If you want more detail on automation patterns that will improve your automation reliability, check out Matt Griscom’s book: MetaAutomation: Quality Automation for Faster and More Trustworthy Software Development. As far as I know, Matt wasn’t involved in any of the automation efforts I discuss above, but he’s been involved in plenty of others that have done the same thing and he has some good techniques.

Conclusions and best practices

Times are a-changing. That old flaky UI automation may not cut it with your new development processes. As you move to faster release times with agile development and componentized architectures, it’s time to question the ROI on your automation and consider some house cleaning:

Break the automation into small modular pieces.
Keep that automation close to the code being tested as possible. A data conversion test in an adapter is probably a unit test on that adapter, not a higher-level test.
Don’t duplicate your test code where possible. This sounds obvious to developers who’ve heard “don’t repeat yourself” as a mantra, but it really helps.

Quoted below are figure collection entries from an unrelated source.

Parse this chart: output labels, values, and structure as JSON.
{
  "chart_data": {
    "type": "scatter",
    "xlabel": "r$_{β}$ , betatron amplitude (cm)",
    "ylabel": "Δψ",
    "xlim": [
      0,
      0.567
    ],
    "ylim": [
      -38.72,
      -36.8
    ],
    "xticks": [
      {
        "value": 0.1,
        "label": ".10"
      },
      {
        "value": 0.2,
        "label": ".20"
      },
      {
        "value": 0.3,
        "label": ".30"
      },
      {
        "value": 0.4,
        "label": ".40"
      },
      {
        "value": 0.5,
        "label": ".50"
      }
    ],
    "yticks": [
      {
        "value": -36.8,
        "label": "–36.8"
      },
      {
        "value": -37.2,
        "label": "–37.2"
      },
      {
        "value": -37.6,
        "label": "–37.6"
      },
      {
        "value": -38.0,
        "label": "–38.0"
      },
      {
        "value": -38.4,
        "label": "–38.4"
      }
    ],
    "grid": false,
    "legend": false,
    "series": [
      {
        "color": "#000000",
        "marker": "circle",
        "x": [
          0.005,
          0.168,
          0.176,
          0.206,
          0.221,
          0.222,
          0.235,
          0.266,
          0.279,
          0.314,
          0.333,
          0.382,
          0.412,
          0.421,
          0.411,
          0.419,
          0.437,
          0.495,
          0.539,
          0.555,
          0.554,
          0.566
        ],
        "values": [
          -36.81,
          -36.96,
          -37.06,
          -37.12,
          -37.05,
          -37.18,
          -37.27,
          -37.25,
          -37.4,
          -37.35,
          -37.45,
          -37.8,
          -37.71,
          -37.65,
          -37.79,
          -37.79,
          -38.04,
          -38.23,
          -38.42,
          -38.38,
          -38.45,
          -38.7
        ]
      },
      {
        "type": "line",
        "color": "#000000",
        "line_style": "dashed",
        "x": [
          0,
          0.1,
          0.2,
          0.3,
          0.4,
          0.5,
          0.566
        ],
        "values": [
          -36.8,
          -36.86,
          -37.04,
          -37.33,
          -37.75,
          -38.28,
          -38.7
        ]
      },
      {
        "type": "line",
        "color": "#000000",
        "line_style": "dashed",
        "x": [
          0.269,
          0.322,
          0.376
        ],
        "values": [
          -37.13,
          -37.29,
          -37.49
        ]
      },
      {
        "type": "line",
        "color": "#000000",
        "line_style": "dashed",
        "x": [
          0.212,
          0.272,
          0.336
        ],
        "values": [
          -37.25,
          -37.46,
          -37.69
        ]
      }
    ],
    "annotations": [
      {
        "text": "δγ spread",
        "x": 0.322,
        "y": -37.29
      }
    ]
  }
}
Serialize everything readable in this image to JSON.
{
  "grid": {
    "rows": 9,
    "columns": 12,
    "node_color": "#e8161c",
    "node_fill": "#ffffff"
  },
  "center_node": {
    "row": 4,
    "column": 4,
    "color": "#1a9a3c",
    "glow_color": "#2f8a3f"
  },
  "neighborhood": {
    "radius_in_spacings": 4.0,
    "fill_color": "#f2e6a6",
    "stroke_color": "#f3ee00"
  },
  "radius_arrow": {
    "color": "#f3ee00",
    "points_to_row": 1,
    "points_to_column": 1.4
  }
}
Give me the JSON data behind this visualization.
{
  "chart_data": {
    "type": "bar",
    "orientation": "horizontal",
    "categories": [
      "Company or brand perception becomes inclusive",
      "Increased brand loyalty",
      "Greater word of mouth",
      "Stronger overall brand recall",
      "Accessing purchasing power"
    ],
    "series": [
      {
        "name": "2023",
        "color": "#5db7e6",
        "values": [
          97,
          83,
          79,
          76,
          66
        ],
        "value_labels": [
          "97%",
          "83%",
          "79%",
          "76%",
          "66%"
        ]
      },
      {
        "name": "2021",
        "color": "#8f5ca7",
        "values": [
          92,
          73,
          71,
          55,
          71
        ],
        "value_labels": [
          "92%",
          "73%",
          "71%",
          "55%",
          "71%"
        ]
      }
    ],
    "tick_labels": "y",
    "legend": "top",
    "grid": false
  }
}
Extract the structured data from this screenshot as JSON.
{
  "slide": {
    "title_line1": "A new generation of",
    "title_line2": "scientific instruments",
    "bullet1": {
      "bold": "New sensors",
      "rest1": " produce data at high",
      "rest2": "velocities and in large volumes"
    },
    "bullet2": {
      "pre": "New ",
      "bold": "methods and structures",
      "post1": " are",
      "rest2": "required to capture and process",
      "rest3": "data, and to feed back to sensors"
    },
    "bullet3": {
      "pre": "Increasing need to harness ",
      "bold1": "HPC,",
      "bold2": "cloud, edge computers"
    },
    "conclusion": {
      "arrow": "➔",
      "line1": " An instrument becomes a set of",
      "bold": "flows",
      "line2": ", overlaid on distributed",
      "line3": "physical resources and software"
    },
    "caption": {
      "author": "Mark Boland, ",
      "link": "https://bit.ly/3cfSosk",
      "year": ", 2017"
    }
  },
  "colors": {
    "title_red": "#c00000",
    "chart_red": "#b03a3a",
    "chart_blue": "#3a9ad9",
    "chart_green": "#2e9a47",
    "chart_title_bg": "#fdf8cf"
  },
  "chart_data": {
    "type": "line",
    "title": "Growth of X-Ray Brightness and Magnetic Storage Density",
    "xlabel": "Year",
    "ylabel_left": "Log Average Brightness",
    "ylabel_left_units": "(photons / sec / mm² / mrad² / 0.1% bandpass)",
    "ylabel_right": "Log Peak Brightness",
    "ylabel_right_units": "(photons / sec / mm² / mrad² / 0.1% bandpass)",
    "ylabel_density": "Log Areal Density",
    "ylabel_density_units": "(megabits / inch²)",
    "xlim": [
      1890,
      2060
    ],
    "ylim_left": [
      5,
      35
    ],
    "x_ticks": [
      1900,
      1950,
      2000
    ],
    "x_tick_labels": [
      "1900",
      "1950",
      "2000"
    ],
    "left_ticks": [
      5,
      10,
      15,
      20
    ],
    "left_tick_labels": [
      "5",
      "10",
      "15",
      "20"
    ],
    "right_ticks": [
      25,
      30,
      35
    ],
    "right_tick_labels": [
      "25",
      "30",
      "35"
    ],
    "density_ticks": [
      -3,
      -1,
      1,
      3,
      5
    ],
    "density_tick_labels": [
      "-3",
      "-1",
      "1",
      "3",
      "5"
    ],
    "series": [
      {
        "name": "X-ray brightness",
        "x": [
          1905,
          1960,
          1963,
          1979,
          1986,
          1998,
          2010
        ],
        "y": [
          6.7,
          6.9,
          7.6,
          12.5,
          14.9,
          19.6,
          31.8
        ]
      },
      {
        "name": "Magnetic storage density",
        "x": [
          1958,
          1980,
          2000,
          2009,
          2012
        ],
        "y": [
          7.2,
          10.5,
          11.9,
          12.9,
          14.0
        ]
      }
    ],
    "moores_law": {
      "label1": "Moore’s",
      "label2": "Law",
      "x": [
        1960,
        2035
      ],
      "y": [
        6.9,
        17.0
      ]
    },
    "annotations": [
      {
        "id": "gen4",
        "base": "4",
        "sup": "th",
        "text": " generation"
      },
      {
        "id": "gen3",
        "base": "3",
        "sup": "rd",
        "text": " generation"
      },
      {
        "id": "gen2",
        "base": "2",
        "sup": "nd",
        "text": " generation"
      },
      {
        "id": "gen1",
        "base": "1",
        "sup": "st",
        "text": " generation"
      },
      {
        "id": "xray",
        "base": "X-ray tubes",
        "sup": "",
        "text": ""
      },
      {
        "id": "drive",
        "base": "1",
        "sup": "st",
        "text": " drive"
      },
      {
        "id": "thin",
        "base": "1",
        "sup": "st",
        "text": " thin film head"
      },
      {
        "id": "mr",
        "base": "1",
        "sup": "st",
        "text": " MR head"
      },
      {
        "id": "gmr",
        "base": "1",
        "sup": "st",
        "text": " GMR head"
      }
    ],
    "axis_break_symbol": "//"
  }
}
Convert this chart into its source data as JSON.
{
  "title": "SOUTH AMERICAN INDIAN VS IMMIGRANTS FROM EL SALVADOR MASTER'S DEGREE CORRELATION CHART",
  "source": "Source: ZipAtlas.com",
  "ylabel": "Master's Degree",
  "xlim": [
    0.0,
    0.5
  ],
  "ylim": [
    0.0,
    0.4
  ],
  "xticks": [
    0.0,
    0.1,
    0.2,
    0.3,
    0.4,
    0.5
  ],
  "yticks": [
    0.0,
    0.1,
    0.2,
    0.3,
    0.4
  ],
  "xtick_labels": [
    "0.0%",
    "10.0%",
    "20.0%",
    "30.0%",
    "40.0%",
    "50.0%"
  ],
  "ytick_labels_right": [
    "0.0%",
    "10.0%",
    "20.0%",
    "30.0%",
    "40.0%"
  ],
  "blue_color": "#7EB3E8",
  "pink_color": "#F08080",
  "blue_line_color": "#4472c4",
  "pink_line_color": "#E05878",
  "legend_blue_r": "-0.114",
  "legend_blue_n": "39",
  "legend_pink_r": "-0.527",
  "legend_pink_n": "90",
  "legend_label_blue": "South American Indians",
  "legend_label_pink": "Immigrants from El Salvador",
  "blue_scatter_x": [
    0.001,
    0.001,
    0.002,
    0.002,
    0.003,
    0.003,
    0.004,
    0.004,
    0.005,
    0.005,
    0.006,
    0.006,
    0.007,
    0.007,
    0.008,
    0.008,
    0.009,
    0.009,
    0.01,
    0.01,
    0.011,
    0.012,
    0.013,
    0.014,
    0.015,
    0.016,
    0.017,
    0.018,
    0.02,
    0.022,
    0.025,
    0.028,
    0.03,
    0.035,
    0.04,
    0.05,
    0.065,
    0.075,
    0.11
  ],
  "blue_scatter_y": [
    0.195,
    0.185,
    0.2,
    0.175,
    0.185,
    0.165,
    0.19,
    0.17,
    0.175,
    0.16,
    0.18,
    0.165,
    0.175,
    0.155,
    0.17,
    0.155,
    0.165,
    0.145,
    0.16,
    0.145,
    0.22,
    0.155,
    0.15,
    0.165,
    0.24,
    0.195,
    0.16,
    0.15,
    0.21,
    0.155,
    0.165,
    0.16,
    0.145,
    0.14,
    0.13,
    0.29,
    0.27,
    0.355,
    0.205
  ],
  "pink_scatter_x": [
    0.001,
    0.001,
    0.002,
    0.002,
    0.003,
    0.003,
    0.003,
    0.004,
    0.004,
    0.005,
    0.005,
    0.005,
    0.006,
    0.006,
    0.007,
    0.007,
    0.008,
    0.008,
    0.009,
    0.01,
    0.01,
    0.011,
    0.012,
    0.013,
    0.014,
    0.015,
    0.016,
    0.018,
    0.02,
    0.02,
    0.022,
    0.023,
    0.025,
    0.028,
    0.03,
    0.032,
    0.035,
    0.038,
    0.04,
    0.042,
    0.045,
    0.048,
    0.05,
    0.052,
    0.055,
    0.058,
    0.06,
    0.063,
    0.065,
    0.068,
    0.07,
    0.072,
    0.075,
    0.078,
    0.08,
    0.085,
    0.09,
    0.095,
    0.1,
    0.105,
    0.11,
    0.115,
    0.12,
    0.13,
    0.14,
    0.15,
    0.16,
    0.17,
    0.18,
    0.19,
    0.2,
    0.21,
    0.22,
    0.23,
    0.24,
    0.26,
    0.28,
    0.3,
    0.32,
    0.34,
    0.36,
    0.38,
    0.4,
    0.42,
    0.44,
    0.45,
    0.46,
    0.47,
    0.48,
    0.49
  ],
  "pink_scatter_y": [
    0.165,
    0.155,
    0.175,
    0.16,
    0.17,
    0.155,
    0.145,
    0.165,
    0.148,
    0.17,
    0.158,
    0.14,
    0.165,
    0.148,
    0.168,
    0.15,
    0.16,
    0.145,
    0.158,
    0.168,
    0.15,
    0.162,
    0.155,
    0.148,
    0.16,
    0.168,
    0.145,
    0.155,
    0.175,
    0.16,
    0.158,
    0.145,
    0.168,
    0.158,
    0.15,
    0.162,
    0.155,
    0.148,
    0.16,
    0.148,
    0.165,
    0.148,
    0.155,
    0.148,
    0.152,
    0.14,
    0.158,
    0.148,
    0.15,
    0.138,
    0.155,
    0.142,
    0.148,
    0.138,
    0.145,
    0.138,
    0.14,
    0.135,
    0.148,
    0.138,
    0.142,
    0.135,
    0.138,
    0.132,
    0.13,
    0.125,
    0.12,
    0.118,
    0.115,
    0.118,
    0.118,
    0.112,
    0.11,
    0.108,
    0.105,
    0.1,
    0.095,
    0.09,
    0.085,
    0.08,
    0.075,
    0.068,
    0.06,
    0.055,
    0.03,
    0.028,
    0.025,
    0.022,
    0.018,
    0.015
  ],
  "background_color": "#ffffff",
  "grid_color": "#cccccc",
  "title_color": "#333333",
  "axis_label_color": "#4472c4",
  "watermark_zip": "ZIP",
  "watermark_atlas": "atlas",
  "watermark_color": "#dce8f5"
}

Use this test pyramid as a guide. If you make the tests small modular pieces as close to the functionality tested as you can and don’t duplicate, you’ll end up with a shape like Figure 2.

In successful companies I’ve seen, this is a really flat pyramid! Each layer down has about 10 times the number of tests as the one above. Don’t get too hung up on the number of tests, but if someone says, “We’re going to add hundreds of UI or integration tests,” ask a few questions about why those couldn’t be done with smaller faster component and unit tests.

Experiment. Cut some automation and measure the effectiveness. Cut flaky tests. Cut tests with low coverage. Cut tests that don’t find bugs. If you can cut all the UI automation and replace it with other techniques, do it!

What will you do with all that time saved? I’m sure you have ideas, but here are some starters:

Do exploratory testing. This isn’t just playing around with the software. There’s a whole theory and set of techniques on this — James Whittaker has good books and videos. Include customer scenarios in your list.
Help any manual scripted testing you still need to do with some supporting automation.
Spend more time checking for non-functional testing and compliance to standards such as security, globalization or performance testing.
Instrument your code and Test in Production (TiP) measuring real users and real environments. This is especially useful for questions like, “Where are my customers having slowness doing their work?” — a question that’s a lot more important and can be cheaper to answer than, “What’s the performance of different components of my software?”